Salesforce has unveiled a groundbreaking language model benchmark specifically designed for businesses to evaluate their AI models on customer relationship management (CRM) tasks. Benchmarks serve as vital tools that assess a language model's performance, offering model owners a comprehensive evaluation of their outputs on targeted tasks, similar to the established MMLU benchmark for general knowledge assessment.

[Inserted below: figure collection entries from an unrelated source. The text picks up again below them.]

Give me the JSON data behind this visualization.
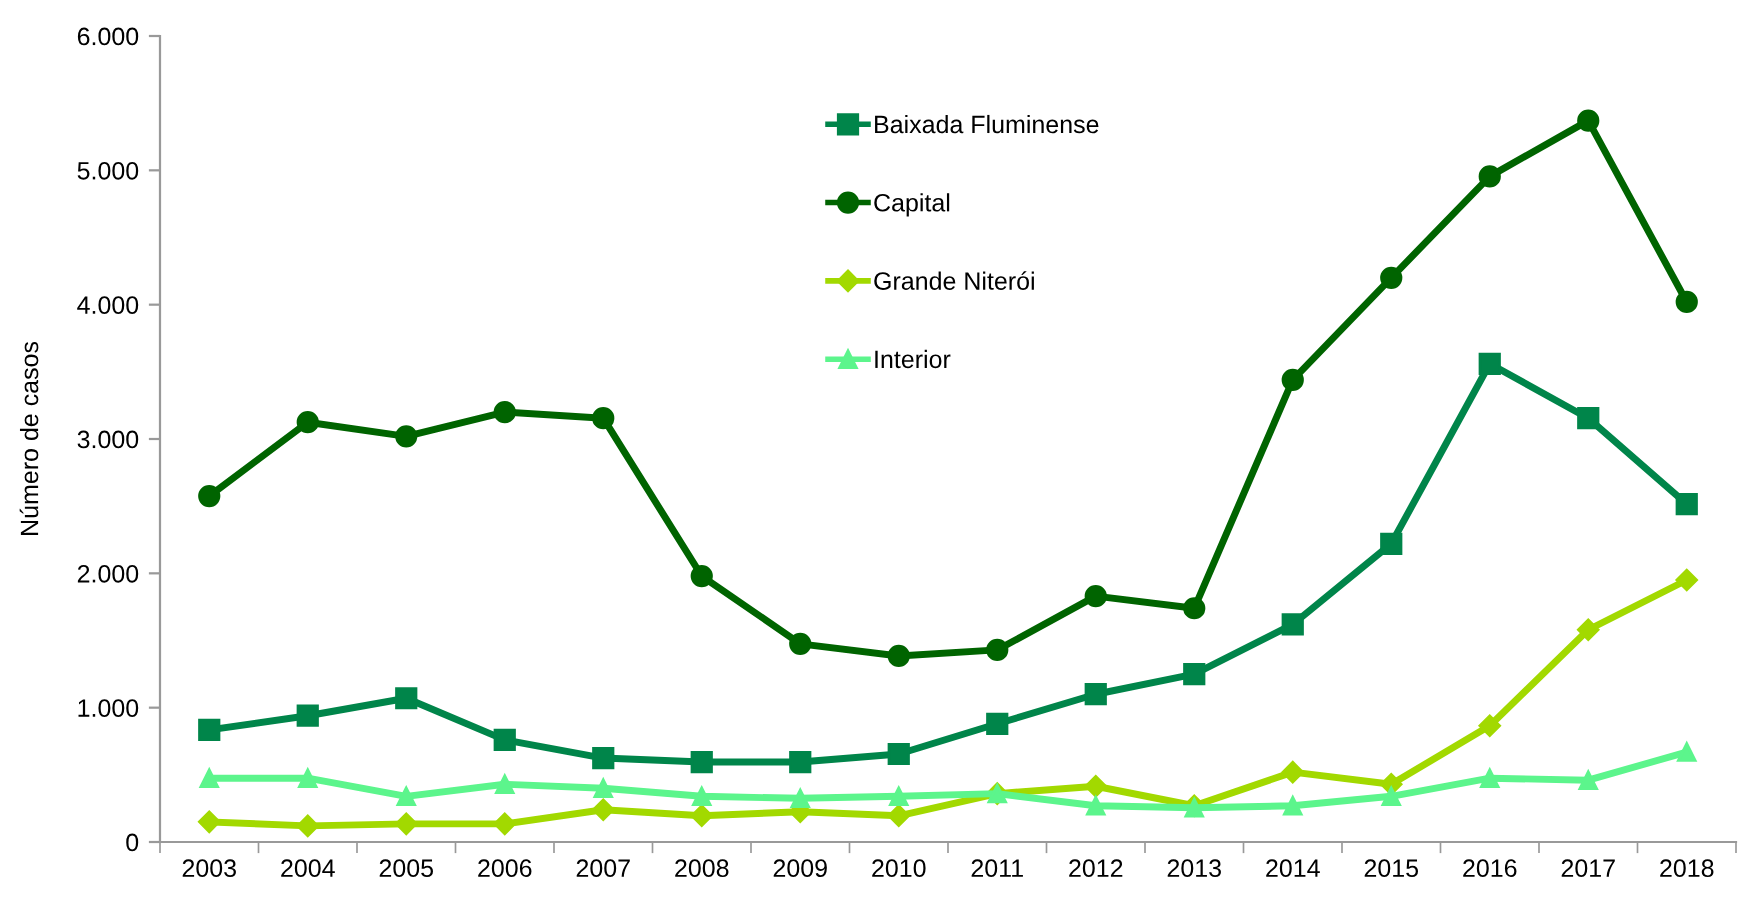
{
  "chart_data": {
    "type": "line",
    "ylabel": "Número de casos",
    "categories": [
      "2003",
      "2004",
      "2005",
      "2006",
      "2007",
      "2008",
      "2009",
      "2010",
      "2011",
      "2012",
      "2013",
      "2014",
      "2015",
      "2016",
      "2017",
      "2018"
    ],
    "series": [
      {
        "name": "Baixada Fluminense",
        "color": "#00854a",
        "marker": "square",
        "values": [
          835,
          940,
          1070,
          760,
          625,
          595,
          595,
          655,
          880,
          1100,
          1250,
          1620,
          2220,
          3560,
          3155,
          2515
        ]
      },
      {
        "name": "Capital",
        "color": "#006400",
        "marker": "circle",
        "values": [
          2575,
          3125,
          3020,
          3200,
          3155,
          1980,
          1475,
          1385,
          1430,
          1830,
          1740,
          3440,
          4200,
          4955,
          5370,
          4020
        ]
      },
      {
        "name": "Grande Niterói",
        "color": "#a2d900",
        "marker": "diamond",
        "values": [
          150,
          120,
          135,
          135,
          240,
          195,
          225,
          195,
          360,
          415,
          270,
          520,
          430,
          865,
          1580,
          1950
        ]
      },
      {
        "name": "Interior",
        "color": "#5cf58c",
        "marker": "triangle",
        "values": [
          475,
          475,
          340,
          430,
          400,
          340,
          325,
          340,
          360,
          270,
          255,
          270,
          340,
          475,
          460,
          670
        ]
      }
    ],
    "ylim": [
      0,
      6000
    ],
    "yticks": [
      {
        "value": 0,
        "label": "0"
      },
      {
        "value": 1000,
        "label": "1.000"
      },
      {
        "value": 2000,
        "label": "2.000"
      },
      {
        "value": 3000,
        "label": "3.000"
      },
      {
        "value": 4000,
        "label": "4.000"
      },
      {
        "value": 5000,
        "label": "5.000"
      },
      {
        "value": 6000,
        "label": "6.000"
      }
    ],
    "grid": false,
    "legend": "top",
    "line_style": "solid"
  }
}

This innovative benchmark focuses on essential CRM applications, enabling organizations to measure the performance of AI systems in sales and service scenarios across four critical metrics: accuracy, cost, speed, and trust and safety. Developed by Salesforce’s AI research team, this benchmark addresses a noticeable gap in existing evaluations, which often overlook vital business-relevant metrics, such as operational costs and trust factors.
According to Clara Shih, CEO of Salesforce AI, "Business organizations are embracing AI to fuel growth, reduce expenses, and deliver personalized customer experiences—not for unrelated tasks like planning a birthday party or summarizing Shakespeare." She emphasizes that this benchmark transcends mere measurement; it serves as a dynamic and comprehensive framework that empowers companies to make informed decisions by effectively balancing accuracy, cost, speed, and trust.
Model owners can leverage Salesforce’s benchmark by comparing their results on a public leaderboard. Initially, this benchmark ranks OpenAI’s GPT-4 Turbo as the most accurate model for CRM tasks, while Anthropic's Claude 3 Haiku stands out as one of the most cost-effective options.
In the realm of speed, the Mixtral 8x7B, developed by the French AI startup Mistral, takes the lead as the fastest model. Notably, all of the top-performing models in speed are small language models, with GPT-3.5 Turbo, a larger model, ranking lower on speed metrics.
When it comes to trust and safety, Google’s Gemini Pro 1.5 garnered the highest score at 91%. Following closely are Meta's Llama 3 models, both the 8B and 70B configurations, achieving scores of 90%. In contrast, OpenAI's GPT-4 Turbo and GPT-4o received trust scores of 89% and 85%, respectively. The least trustworthy model, OpenAI’s GPT-3.5 Turbo, managed only a 60% safety score, indicating significant shortcomings in privacy and truthfulness assessments.
Looking ahead, Salesforce plans to expand this CRM benchmark by incorporating additional CRM use case scenarios and accommodating models that have undergone fine-tuning.
As Silvio Savarese, Executive Vice President and Chief Scientist at Salesforce AI Research, remarks, “As AI continues to advance, enterprise leaders recognize the necessity of finding the right blend of performance, accuracy, responsibility, and cost to fully harness the potential of generative AI for driving business growth.”
The introduction of Salesforce's LLM Benchmark for CRM is a pivotal development in how businesses evaluate their AI strategies, offering enhanced visibility into next-generation AI deployment and accelerating the time to value for CRM-specific applications.